When people talk about the loss of manufacturing jobs, they are really talking about the loss of old fashioned cultural norms, gender roles, and the forced confrontation with a lost sense of identity. When we hear about the opioid epidemic in the Midwest, we are talking about escaping from the pain and confusion of identity-loss.
On the one hand, we can feel some sympathy for the working class male who doesn’t know who he is without his job. On the other hand, we should expect those men to adjust and confront this new reality, take responsibility for their situation and make better choices in order to figure out how to cope with life. The factory jobs aren’t returning, and the market for booze and drugs isn’t going away.
People are quick to judge poor people of color for their choices, and those same people often reserve their sympathies for white men.
Alana Samuels, writing at The Atlantic, on a new study of economic impact on personal life:
“It’s no wonder, then, that the changes wrought by the disappearance of manufacturing jobs helped elevate the platform of Donald Trump, who won 67 percent of white workers without a college degree. Their malcontent comes not just from their economic struggles, but from the dramatic changes to their personal lives that the decline of manufacturing have created.

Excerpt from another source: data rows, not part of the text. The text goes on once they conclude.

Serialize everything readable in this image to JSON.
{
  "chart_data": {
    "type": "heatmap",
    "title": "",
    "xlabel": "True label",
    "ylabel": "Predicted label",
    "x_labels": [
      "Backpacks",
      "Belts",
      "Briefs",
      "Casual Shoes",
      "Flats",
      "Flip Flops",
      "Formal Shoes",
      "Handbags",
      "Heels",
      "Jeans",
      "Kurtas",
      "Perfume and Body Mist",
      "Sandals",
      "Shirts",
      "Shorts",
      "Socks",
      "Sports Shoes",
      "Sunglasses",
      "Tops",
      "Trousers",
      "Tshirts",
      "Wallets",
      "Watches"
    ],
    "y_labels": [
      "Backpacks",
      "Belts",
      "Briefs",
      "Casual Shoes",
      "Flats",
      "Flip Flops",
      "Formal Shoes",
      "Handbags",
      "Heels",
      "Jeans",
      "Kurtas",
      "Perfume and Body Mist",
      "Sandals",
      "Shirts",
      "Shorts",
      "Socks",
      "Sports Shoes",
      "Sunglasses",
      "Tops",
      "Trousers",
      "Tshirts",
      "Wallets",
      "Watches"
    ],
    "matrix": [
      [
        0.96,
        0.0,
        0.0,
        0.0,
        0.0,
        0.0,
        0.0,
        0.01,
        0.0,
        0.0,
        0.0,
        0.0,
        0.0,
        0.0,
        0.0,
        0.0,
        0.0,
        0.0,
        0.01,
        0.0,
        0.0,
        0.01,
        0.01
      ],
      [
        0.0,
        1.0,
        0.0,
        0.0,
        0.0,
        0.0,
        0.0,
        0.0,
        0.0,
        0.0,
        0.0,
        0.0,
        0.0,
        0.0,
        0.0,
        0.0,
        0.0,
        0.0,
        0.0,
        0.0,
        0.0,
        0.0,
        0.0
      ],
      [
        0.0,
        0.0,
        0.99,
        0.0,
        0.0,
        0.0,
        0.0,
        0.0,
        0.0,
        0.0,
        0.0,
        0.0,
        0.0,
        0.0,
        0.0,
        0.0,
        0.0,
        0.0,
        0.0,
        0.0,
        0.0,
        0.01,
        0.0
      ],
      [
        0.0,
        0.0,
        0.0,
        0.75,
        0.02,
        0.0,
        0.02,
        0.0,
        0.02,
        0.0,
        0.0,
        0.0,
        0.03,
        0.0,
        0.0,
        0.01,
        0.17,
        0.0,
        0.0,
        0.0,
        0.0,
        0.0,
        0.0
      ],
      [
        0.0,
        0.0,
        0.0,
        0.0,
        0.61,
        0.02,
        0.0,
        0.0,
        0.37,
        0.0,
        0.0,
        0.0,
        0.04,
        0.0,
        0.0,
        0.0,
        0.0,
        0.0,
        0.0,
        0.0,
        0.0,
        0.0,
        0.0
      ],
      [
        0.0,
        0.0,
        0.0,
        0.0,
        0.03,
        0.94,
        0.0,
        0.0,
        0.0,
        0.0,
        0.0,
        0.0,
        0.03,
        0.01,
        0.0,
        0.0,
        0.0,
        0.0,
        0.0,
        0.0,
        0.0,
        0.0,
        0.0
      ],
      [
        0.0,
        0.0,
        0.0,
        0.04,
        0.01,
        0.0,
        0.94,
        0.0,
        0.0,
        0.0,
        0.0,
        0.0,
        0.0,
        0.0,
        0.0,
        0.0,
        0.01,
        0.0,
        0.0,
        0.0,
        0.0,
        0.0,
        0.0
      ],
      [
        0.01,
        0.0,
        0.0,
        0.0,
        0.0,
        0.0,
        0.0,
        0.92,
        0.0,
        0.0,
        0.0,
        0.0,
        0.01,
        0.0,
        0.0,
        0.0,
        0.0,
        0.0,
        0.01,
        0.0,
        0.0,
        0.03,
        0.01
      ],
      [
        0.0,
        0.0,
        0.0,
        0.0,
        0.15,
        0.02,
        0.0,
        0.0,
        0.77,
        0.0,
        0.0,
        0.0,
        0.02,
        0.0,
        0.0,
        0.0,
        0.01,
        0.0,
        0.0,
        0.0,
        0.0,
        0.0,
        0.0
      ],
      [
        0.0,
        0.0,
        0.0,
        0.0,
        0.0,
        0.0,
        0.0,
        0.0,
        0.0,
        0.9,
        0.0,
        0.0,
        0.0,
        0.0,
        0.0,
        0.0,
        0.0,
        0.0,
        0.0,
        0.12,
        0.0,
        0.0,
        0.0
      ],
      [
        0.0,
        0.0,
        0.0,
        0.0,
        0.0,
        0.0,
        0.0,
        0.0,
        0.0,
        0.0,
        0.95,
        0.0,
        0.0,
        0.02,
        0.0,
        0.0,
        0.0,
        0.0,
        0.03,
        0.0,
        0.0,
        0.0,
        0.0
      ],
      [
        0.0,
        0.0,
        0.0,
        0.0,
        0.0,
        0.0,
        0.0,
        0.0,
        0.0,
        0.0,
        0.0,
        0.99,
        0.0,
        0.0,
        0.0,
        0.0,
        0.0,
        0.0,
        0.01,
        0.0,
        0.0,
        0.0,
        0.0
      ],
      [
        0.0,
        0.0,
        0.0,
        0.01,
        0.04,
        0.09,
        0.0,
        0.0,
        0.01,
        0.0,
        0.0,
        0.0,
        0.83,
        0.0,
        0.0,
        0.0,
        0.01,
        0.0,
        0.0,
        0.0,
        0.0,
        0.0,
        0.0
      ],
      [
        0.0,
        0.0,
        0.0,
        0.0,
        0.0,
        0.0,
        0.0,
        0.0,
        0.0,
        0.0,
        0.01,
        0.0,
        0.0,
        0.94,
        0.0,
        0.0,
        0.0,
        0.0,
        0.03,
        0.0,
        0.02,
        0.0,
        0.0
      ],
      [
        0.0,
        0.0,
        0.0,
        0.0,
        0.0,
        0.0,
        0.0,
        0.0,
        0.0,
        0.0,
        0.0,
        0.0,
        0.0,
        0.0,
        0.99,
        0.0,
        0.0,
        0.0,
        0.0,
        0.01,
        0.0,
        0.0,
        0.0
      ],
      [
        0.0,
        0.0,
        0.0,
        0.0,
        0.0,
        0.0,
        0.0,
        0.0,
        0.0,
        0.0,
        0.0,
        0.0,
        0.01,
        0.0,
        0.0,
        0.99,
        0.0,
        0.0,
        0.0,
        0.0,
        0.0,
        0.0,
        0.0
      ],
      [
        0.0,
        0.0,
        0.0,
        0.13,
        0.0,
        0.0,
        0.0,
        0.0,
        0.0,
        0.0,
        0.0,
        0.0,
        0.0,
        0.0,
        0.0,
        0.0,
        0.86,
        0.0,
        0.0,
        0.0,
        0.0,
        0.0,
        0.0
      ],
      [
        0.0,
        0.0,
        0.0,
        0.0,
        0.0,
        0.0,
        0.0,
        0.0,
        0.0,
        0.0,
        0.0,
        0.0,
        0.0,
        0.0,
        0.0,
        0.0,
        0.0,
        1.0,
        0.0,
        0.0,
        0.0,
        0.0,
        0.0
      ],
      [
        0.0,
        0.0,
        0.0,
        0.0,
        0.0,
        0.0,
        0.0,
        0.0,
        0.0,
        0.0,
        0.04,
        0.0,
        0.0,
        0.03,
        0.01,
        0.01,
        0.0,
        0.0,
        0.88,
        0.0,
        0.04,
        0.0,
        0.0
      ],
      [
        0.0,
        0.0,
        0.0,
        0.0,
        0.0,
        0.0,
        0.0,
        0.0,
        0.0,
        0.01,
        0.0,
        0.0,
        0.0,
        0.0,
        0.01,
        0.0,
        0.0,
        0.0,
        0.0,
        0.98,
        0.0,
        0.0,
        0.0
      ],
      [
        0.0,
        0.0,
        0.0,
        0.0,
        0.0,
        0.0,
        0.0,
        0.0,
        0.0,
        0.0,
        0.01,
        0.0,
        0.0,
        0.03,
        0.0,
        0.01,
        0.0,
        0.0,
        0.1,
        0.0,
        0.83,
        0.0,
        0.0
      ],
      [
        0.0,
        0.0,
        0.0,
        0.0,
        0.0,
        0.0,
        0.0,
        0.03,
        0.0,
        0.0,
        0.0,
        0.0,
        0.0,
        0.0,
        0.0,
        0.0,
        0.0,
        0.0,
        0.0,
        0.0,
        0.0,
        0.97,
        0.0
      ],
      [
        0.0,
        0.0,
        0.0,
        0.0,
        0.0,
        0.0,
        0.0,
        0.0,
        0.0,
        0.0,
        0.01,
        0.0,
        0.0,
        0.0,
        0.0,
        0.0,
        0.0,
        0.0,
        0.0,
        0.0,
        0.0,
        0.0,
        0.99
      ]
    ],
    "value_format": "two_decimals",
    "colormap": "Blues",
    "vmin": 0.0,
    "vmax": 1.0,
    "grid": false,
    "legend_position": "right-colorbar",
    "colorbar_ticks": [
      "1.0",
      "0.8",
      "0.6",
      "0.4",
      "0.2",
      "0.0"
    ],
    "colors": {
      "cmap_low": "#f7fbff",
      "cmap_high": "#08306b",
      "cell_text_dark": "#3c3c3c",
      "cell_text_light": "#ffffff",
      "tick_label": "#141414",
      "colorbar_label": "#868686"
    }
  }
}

A new study by the economists David Autor of MIT, Gordon Hanson of the University of California at San Diego, and David Dorn of the University of Zurich, provides evidence that their economic struggles are directly responsible for many of their personal ones. The study finds that, as men’s economic prospects decline, they marry less frequently. Once, men had good earnings, especially when compared with women. But now these men don’t earn much more than women do, and so fewer people are getting married, and more children are being born out of wedlock. Children are much more likely to grow up in poverty in households headed by single mothers.”